Ma una nuova generazione di agricoltori spera di eliminare del tutto l’uso di fertilizzanti artificiali e pesticidi consentendo invece ai microrganismi naturali che vivono nel suolo di prosperare. Sebbene l’agricoltura industriale abbia determinato aumenti significativi dei raccolti e reso possibile il nutrimento di una popolazione in rapida crescita, alcune pratiche possono degradare il suolo. Ed è su questi aspetti che interviene l’agricoltura rigenerativa, ossia rivolta ad evitare una lavorazione eccessiva per lasciare intatta la struttura del suolo. Questo, insieme ad altre pratiche come l’uso di colture di copertura e piantagioni diverse associate, hanno lo scopo di aiutare a trasformare nuovamente il suolo in un deposito di carbonio. Con l’aiuto di tecniche di modifica genetica di precisione, alcuni ricercatori stanno sviluppando nuove varietà di colture in grado di catturare più carbonio dall’atmosfera.

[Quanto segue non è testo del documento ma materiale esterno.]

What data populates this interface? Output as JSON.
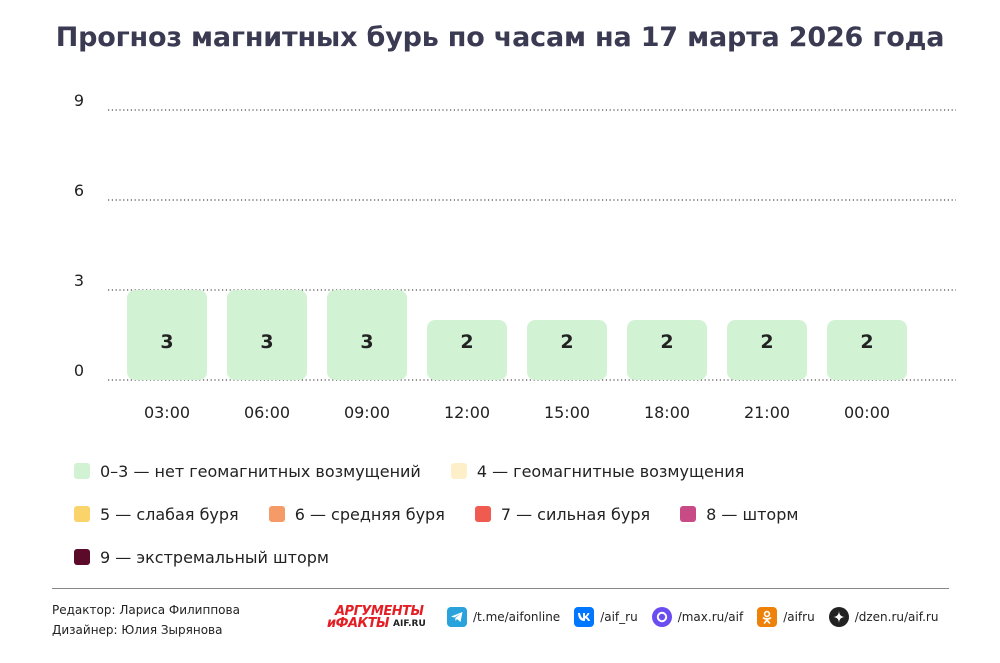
{
  "title": "Прогноз магнитных бурь по часам на 17 марта 2026 года",
  "chart_data": {
    "type": "bar",
    "categories": [
      "03:00",
      "06:00",
      "09:00",
      "12:00",
      "15:00",
      "18:00",
      "21:00",
      "00:00"
    ],
    "values": [
      3,
      3,
      3,
      2,
      2,
      2,
      2,
      2
    ],
    "yticks": [
      0,
      3,
      6,
      9
    ],
    "ylim": [
      0,
      9
    ],
    "grid": "dotted horizontal",
    "bar_color": "#d2f2d4",
    "legend_placement": "bottom"
  },
  "legend": [
    {
      "label": "0–3 — нет геомагнитных возмущений",
      "color": "#d2f2d4"
    },
    {
      "label": "4 — геомагнитные возмущения",
      "color": "#fdf0c9"
    },
    {
      "label": "5 — слабая буря",
      "color": "#fbd36b"
    },
    {
      "label": "6 — средняя буря",
      "color": "#f59b68"
    },
    {
      "label": "7 — сильная буря",
      "color": "#ef5b4f"
    },
    {
      "label": "8 — шторм",
      "color": "#c94b86"
    },
    {
      "label": "9 — экстремальный шторм",
      "color": "#5b0a2a"
    }
  ],
  "credits": {
    "editor": "Редактор: Лариса Филиппова",
    "designer": "Дизайнер: Юлия Зырянова"
  },
  "logo": {
    "line1": "АРГУМЕНТЫ",
    "line2": "иФАКТЫ",
    "suffix": "AIF.RU"
  },
  "socials": [
    {
      "icon": "telegram-icon",
      "text": "/t.me/aifonline",
      "color": "#2aa3dc"
    },
    {
      "icon": "vk-icon",
      "text": "/aif_ru",
      "color": "#0077ff"
    },
    {
      "icon": "max-icon",
      "text": "/max.ru/aif",
      "color": "#6a4cf0"
    },
    {
      "icon": "odnoklassniki-icon",
      "text": "/aifru",
      "color": "#ee8208"
    },
    {
      "icon": "dzen-icon",
      "text": "/dzen.ru/aif.ru",
      "color": "#222222"
    }
  ]
}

L’agricoltura indoor, avviene in grandi capannoni, senza utilizzo del suolo, senza luce solare, riducendo significativamente l’uso di acqua e senza impiego di pesticidi
Altre esperienze di ricerca sono rivolte verso l’agricoltura indoor, dove le colture crescono al coperto in grandi capannoni senza utilizzo del suolo, senza luce solare, riducendo significativamente l’uso di acqua e senza impiego di pesticidi, tuttavia questa tecnica non può essere applicata alle colture estensive come i cereali. Un’alternativa sono le serre con acqua di mare, che utilizzano solo acqua salata e luce solare per coltivare cibo, anche in ambienti desertici e inospitali. Resta poi da giocare la carta di un cambiamento della nostra alimentazione. Da qualche anno hanno preso piede anche in Veneto allevamenti di insetti da destinare al nutrimento umano. Grilli, coleotteri, cavallette contengono le stesse proteine della carne e fino a tre volte più vitamina B12. La ricerca mostra che non solo queste concentrazioni sono molto più elevate, ma sono anche più assorbibili. A differenza del manzo e del maiale, l’allevamento di insetti emette gas serra relativamente bassi e richiede pochissimo cibo, terra o acqua.

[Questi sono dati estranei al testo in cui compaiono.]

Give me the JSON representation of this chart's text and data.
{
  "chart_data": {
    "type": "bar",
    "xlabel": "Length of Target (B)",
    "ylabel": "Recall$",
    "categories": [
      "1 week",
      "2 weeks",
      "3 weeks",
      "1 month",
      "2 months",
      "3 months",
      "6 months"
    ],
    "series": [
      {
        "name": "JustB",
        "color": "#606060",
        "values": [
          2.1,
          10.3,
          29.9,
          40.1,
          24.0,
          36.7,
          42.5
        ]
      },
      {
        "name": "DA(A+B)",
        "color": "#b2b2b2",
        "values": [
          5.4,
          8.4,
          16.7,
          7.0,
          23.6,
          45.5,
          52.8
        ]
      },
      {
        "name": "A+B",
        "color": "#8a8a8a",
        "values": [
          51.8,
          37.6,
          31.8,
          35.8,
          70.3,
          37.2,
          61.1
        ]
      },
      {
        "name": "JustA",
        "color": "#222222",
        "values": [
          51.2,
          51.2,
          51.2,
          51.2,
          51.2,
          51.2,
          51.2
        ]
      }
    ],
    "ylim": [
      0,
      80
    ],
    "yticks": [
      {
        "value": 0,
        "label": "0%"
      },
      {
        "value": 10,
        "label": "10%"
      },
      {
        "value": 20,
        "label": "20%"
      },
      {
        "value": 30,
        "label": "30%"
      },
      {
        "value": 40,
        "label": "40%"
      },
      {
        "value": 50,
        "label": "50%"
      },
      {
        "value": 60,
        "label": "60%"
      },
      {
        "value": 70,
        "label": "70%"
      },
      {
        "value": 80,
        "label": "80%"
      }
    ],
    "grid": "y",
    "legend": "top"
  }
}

Ma ci sono esperienze anche più complesse e fantasiose, come quella di cui è protagonista l’Air Company, una startup con sede a New York, che ha recentemente lanciato Air Vodka, il primo liquore al mondo a utilizzare etanolo prodotto dalla CO2 catturata dall’aria. La CO2 viene raccolta e combinata con l’idrogeno rinnovabile prodotto dall’elettrolisi dell’acqua per creare l’alcol.

Secondo uno studio del 2019 dell’Università di Harvard un allevamento di alghe è 20 volte più efficace nel sequestrare il carbonio rispetto alle piante terrestri
Sebbene la vodka potrebbe non risolvere i problemi di sicurezza alimentare globale, questi prodotti di consumo stanno contribuendo a creare domanda per la tecnologia di cattura del carbonio, che se implementata potrebbe svolgere un ruolo nella riduzione delle emissioni di CO2.

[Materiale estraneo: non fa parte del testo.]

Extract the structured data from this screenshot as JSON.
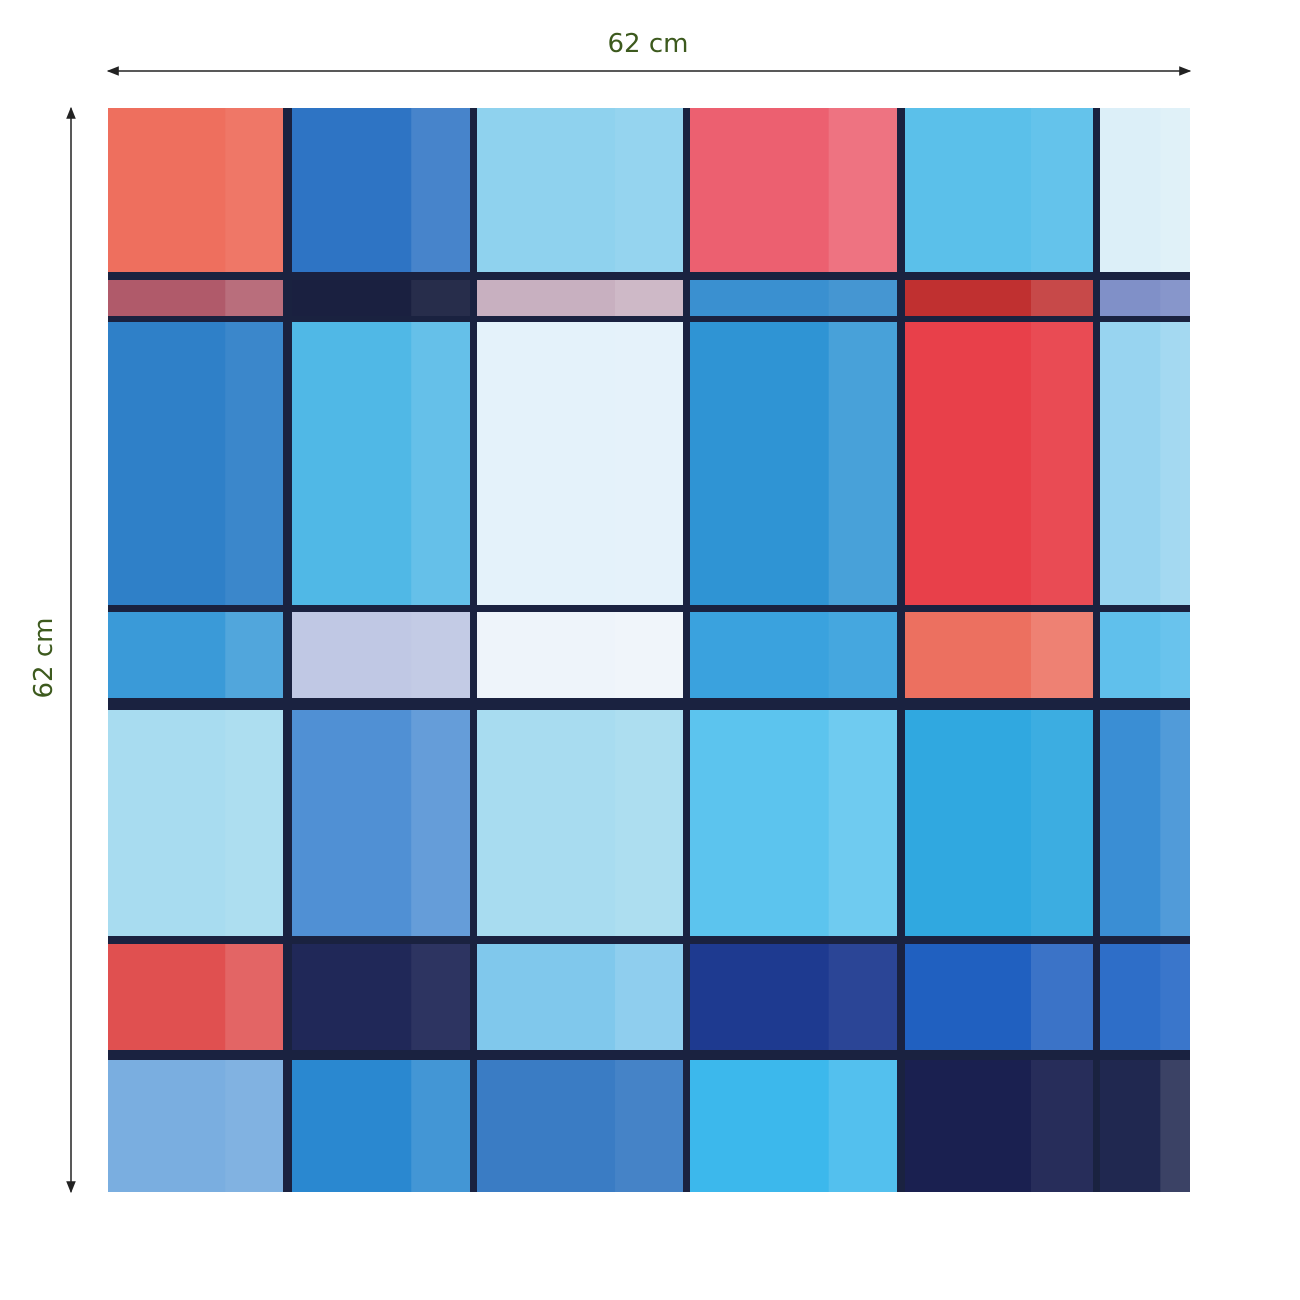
{
  "dimensions": {
    "width": "62 cm",
    "height": "62 cm"
  }
}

Non esiste un approccio miracoloso per rendere l’agricoltura e l’allevamento più sostenibile, ma i ricercatori e le aziende che sono all’avanguardia stanno dimostrando che ci sono soluzioni. La combinazione di innovazione tecnologica, nuovi modi di coltivare e ed allevate, e cambiare la domanda dei consumatori creerà un cambiamento significativo nell’impronta alimentare mondiale. Gli strumenti, la tecnologia e le pratiche che potrebbero trasformare completamente la produzione alimentare da un carico ambientale a una soluzione verde sono possibili, se usarli dipende da noi.